Oscar Romero, évêque prophète et martyr, s’est impliqué avec son peuple. Quand je dis peuple, je dis la multitude, la majorité condamnée à la misère par le pouvoir et le profit d’un petit nombre. Les joies et les peines, les tristesses et les angoisses de son peuple furent ses joies et ses peines, ses tristesses et ses angoisses. La croix de son peuple fut sa croix. La Pâque de son peuple, la sienne. C’est un modèle affable et solide, de la mystique du peuple, de la spiritualité des Béatitudes. Mais il ne le fut pas toujours. Il dut se convertir à l’Esprit de Jésus, l’Esprit de Medellin et des communautés ecclésiales de base.

Il était le fils du peuple humble, soumis aux menaces armées et/ou à l’oligarchie des propriétaires terriens – 14 familles propriétaires de presque toutes les terres et richesses – toujours épaulées par le capital et les armes des États-Unis du Nord. Fils d’un peuple affamé de pain et de liberté, qui se débattait entre le désespoir résigné et la violence armée, également désespérée, contre la violence première, la violence institutionnalisée du pouvoir et de l’argent, la plus assassine. Il était aussi, il faut le dire, fils soumis d’une institution ecclésiale aliénée, aliénante, consacrée à ses prières et ses commandements, aliénée aux grands, oublieuse des Béatitudes révolutionnaires du prophète galiléen.

Il fut un prêtre, un curé, un bon évêque : austère, charitable, pieux. Il aidait les pauvres et les accompagnait autant qu’il le pouvait. Mais il ignorait encore les causes de la faim et du conflit armé qui dévastait le pays. « Il soulageait les pauvres de leurs problèmes et les riches de leur conscience. » (José Manuel Mira) Dieu avait fait les pauvres pauvres pour qu’ils gagnent leur ciel de leur pauvreté, et les riches riches pour qu’ils gagnent le même ciel de leurs aumônes. Chacun à sa place. La paix c’était cela.

C’est ce qu’on lui avait enseigné, et c’est ce qu’il enseigna et pratiqua pendant des années, en dépit de « l’option préférentielle des plus pauvres » proclamée par les évêques de Medellin en 1968, en dépit des nombreuses communautés ecclésiales de base et des nombreux prêtres, des jésuites Rutilio Grande, Ignacio Elliacuria, Jon Sobrino et de tant d’autres religieux en qui avait pris le feu de Jésus, l’Esprit et la théologie de la libération.

Les faits et la vie, cependant, commencèrent à lui enseigner autre chose, et lui se laissa enseigner.
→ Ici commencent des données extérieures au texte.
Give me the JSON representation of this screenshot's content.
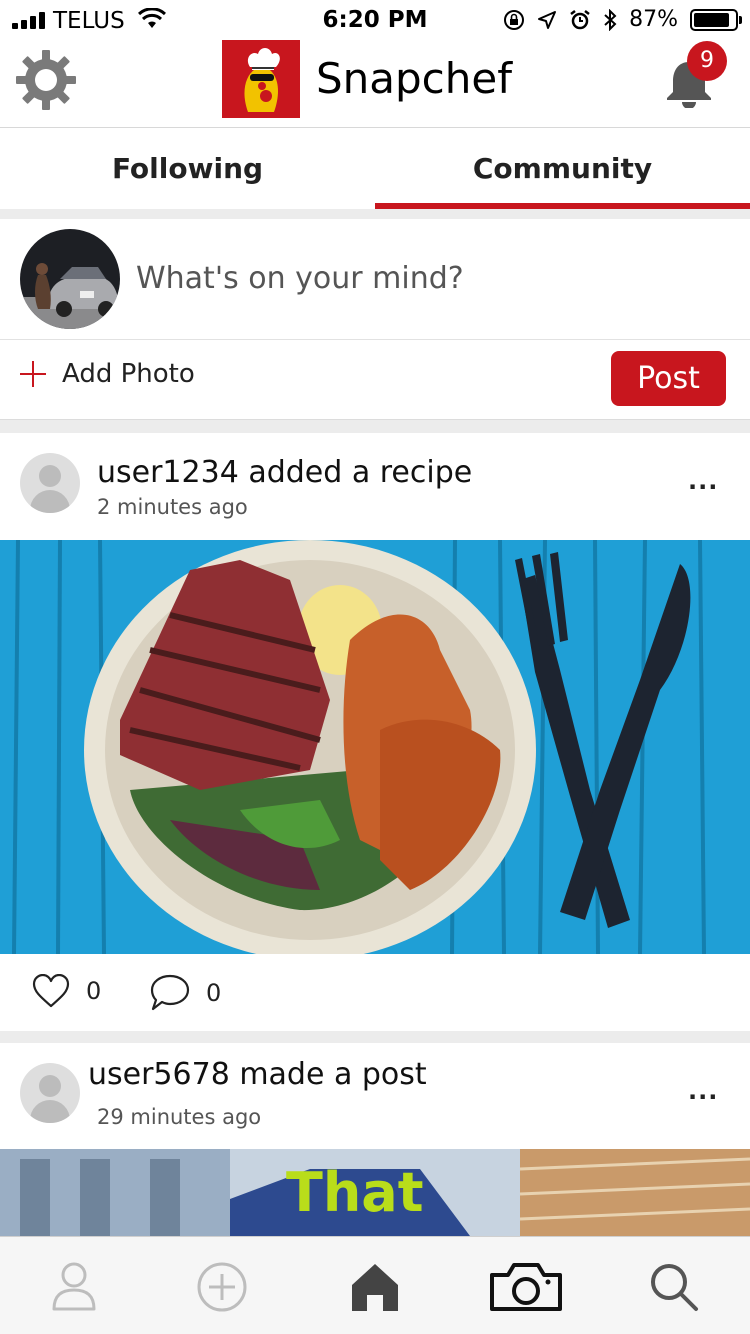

Il commença à se convertir à la vérité de la réalité, aux douleurs et aux rêves du peuple. Le 12 mars 1977 les escadrons de la mort tuèrent son ami jésuite Rutilio Grande avec deux laïques : Manuel, 72 ans, et Nelson Rutilio, 16 ans. Dès qu’il l’apprit, Monseigneur Romero, déjà évêque de San Salvador, se rendit à l’église où reposaient les trois corps criblés de balles. Il demeura un long moment contemplant, tel est le mot, Dieu ou la Réalité dans le peuple crucifié en ce cadavre de Rutilio. Il ouvrit les yeux, il les ouvrit complètement, et il vit tout d’une autre façon, comme Ignace de Loyola près du Cardener à Manrèse : Toutes les choses lui apparurent neuves. Comme Jésus près du lac Génézareth de Galilée : En débarquant, il vit une grande foule, il fût prit de pitié pour eux, car ils étaient comme des brebis sans berger, et il se mit à leur enseigner beaucoup de choses. (Marc 6, 34) choses de la vie ou de la mort. Donnez- leur vous-mêmes à manger, dit Jésus à ses disciples, qui seraient restés avec plaisir dans la barque de Jésus. Mais Jésus ne resta pas.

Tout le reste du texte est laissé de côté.